19. The evidence of the appellant before the First-tier Tribunal was unchallenged. Reading the findings made as a whole, the decision that there were significant obstacles to the appellant's reintegration into Australia was one that was open to the Judge on the evidence before him. At the hearing before the First-tier Tribunal the Home Office Presenting Officer simply adopted the matters set out in the respondent's reasons for refusal letter dated 16 th September 2014. The respondent simply relied upon the fact that the appellant had resided in Australia up to the age of 11, which included his childhood and formative years. The respondent considered that the appellant had retained knowledge of Australian life, language and culture and would therefore not face significant obstacles to reintegrating into life in Australia.
20. In essence, the respondent's argument is that the decision that there were significant obstacles to the appellant reintegration into Australia was not one reasonably open to a rational decision-maker. In my judgment, for the reasons set out above, the decision was one that was open to the Judge.
21. Having found that the appellant succeeds under paragraph 276ADE(1)(vi) of the Immigration Rules, the judge did not need to consider whether the circumstances of the case are exceptional so as to warrant the grant of leave to remain in the UK outside of the immigration rules on conventional Article 8 grounds.

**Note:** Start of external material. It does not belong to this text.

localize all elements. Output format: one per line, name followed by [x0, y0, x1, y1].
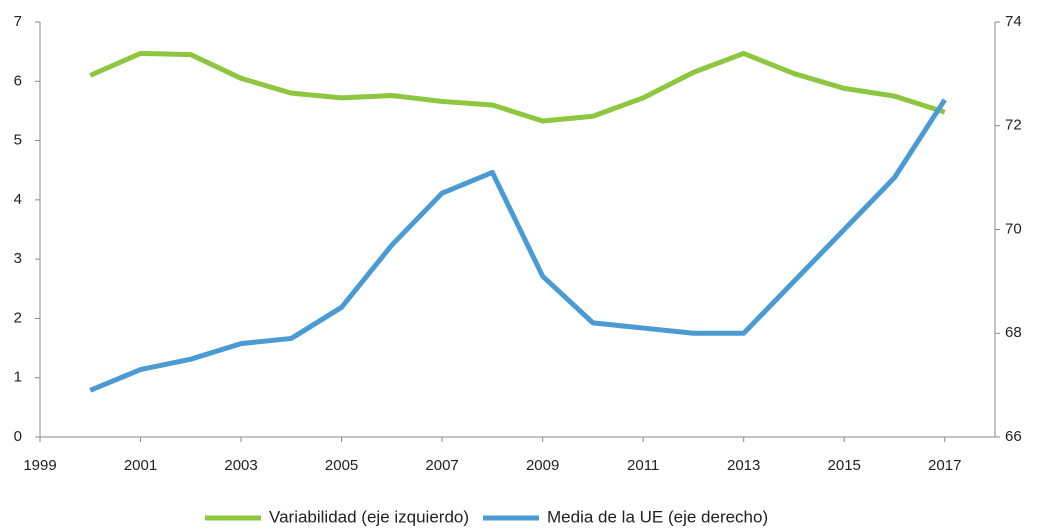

22. Had the appeal before the First-tier Tribunal failed under the immigration rules but been allowed on Article 8 grounds for the reasons set out at paragraph [82] I would have had some sympathy with the respondents appeal. The exceptional circumstances identified in paragraph [82] appear to be the fact that the appellant's family had all been granted ILR in 2008. It is right to note that the appellant made no application in 2008. However, it is now well established that judges should proceed by first considering whether an appellant is able to benefit under the applicable provisions of the immigration rules designed to address Article 8 claims. It is only where the appellant does not meet the requirements of the rules, that it is necessary to go on to make an assessment of Article 8 applying the criteria established by law. There is always the possibility of particular facts in individual cases to be of especially compelling force, such that the grant of leave to remain is appropriate notwithstanding the requirements of the Immigration Rules are not met. Paragraph 276ADE(1)(vi) specifically addresses application for leave to remain on the grounds of private life. Having found that the appellant succeeded under the rules, there was no need to make an assessment of Article 8. Any error in doing so was therefore in my judgment not material to the outcome of the appeal.
23. In those circumstances, there is no material error of law in the decision of the First-tier Tribunal.
Notice of Decision
24. The appeal is dismissed.
25. No anonymity direction is applied for and none is made.
Signed Date
Deputy Upper Tribunal Judge Mandalia
FEE AWARD
1. The First-tier Tribunal made a fee award and that award shall stand.